La bibliothèque en mode dégradé : subir ou rebondir ?

Posted by Dominique Lahary sur 11 juin 2020

par Anne Verneuil et Dominique Lahary

Lorsque le 28 avril 2020 le premier ministre a annoncé devant l’Assemblée nationale qu’à partir du 11 mai « les bibliothèques pourront ouvrir leurs portes », l’affaire passait pour simple : une bibliothèque est ouverte ou elle ne l’est pas.

Il n’en a rien été. C’est qu’en stoppant net le fonctionnement habituel des bibliothèques publiques, comme de bien d’autres services, institutions et entreprises, la crise sanitaire a agi comme révélateur de ce qu’elles sont dans la réalité des usages et dans les esprits tout en leur posant pour l’avenir de redoutables défis.

Voyons cela.

La bibliothèque en lambeaux

La bibliothèque entièrement numérique

Empêchées de pouvoir faire de l’accueil sur place et du prêt de documents physiques, les bibliothèques n’ont plus dans un premier temps existé qu’en ligne (voir les résultats de l’enquête express réalisée des les 25 et 26 mars par le ministère de la Culture).

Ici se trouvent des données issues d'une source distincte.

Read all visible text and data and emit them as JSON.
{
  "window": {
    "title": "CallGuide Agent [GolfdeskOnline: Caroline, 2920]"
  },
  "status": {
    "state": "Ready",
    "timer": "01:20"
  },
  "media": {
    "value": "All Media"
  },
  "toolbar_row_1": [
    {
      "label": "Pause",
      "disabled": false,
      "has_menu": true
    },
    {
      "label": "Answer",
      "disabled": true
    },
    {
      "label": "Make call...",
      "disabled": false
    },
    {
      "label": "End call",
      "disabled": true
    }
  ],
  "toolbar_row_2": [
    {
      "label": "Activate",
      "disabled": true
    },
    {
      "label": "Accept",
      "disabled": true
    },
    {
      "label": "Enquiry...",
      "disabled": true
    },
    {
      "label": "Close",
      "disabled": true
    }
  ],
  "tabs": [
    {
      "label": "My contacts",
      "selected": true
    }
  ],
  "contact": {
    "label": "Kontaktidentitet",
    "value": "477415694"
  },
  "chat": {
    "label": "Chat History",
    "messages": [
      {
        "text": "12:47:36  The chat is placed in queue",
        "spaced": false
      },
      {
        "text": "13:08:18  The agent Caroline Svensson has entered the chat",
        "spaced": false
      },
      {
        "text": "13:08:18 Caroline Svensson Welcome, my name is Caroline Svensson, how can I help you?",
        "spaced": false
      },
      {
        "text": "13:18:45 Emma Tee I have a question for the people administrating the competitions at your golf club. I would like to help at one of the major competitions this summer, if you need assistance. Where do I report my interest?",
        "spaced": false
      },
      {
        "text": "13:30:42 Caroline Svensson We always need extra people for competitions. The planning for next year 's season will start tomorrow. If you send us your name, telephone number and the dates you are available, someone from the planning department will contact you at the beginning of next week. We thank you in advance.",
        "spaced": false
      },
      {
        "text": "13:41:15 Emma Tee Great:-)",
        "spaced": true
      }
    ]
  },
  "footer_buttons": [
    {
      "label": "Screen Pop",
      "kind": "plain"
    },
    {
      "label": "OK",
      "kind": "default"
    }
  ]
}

Les ressources numériques payées par les bibliothèques pour leurs usagers (livres, musique, vidéo, autoformation, jeux…) ont connu un certain succès. Amplifié par des facilités souvent proposées pour s’inscrire en ligne, voire pour passer à la gratuité si elle n’était pas déjà instituée.

Les bibliothèques ne proposant pas ce type de service, ni par elles-mêmes, ni par le biais de  bibliothèques départementales, se sont trouvées fort dépourvues.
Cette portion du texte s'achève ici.